Here are the steps to set up the proxy:
nano /etc/apache2/sites-available/abc.com.conf
This will open a new blank file. Populate the file with the following code:
<VirtualHost *:80>
ServerName abc.com
ServerAlias www.abc.com
Redirect permanent / https://abc.com/
</VirtualHost>
<VirtualHost *:443>
ServerName abc.com
ServerAlias www.abc.com
Redirect Permanent /www.abc.com/ /abc.com/
RequestHeader set X-Forwarded-Proto "https"
RequestHeader set X-Forwarded-Port "443"
<Proxy *>
Order deny,allow
Allow from all
</Proxy>
ProxyPreserveHost On
ProxyPass / http://192.168.1.10:80/
ProxyPassReverse / http://192.168.1.10:80/
SSLProxyEngine on
SSLEngine on
Include /etc/letsencrypt/options-ssl-apache.conf
SSLCertificateFile /etc/letsencrypt/live/abc.com/fullchain.pem
SSLCertificateKeyFile /etc/letsencrypt/live/abc.com/privkey.pem
</VirtualHost>
The beauty of this set up is that no changes or configuration needs to be done on the content server side.
As far as it knows, there is no ssl, no proxy set up, just basic web services.
If you’re running WordPress, and you set it up through my script, it will just work.
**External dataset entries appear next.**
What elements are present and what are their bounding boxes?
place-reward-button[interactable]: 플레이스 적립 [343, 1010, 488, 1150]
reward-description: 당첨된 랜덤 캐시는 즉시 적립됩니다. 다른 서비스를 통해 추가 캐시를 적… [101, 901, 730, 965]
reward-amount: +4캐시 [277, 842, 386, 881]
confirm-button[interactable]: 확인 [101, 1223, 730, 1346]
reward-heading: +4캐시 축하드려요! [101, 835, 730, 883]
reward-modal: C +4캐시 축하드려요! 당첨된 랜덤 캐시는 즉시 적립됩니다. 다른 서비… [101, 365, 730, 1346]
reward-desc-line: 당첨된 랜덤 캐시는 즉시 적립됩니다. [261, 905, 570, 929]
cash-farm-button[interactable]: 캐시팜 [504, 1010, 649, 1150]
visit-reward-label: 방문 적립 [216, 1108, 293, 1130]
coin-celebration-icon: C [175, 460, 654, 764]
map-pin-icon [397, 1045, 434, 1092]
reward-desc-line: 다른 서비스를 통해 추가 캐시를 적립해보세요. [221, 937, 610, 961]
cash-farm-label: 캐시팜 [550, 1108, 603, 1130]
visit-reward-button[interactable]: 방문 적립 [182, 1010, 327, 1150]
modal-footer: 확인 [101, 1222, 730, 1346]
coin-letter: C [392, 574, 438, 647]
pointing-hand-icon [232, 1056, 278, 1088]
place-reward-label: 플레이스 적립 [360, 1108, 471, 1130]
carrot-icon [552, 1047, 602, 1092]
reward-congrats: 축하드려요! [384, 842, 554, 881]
You will need to make sure to set this in the configuration:
If you didn’t use my script, insert this code into your wp-config.php file in the WP root directory:
The red code is what you insert between the other 2 lines.
/* Add any custom values between this line and the “stop editing” line. */
if (!empty($_SERVER[‘HTTP_X_FORWARDED_PROTO’]) && $_SERVER[‘HTTP_X_FORWARDED_PROTO’] === ‘https’) {$_SERVER[‘HTTPS’] = ‘on’;}
/* That’s all, stop editing! Happy publishing. */
That should be it. Hopefully I’ve included everything, but please let me know in the comments if I’ve missed something.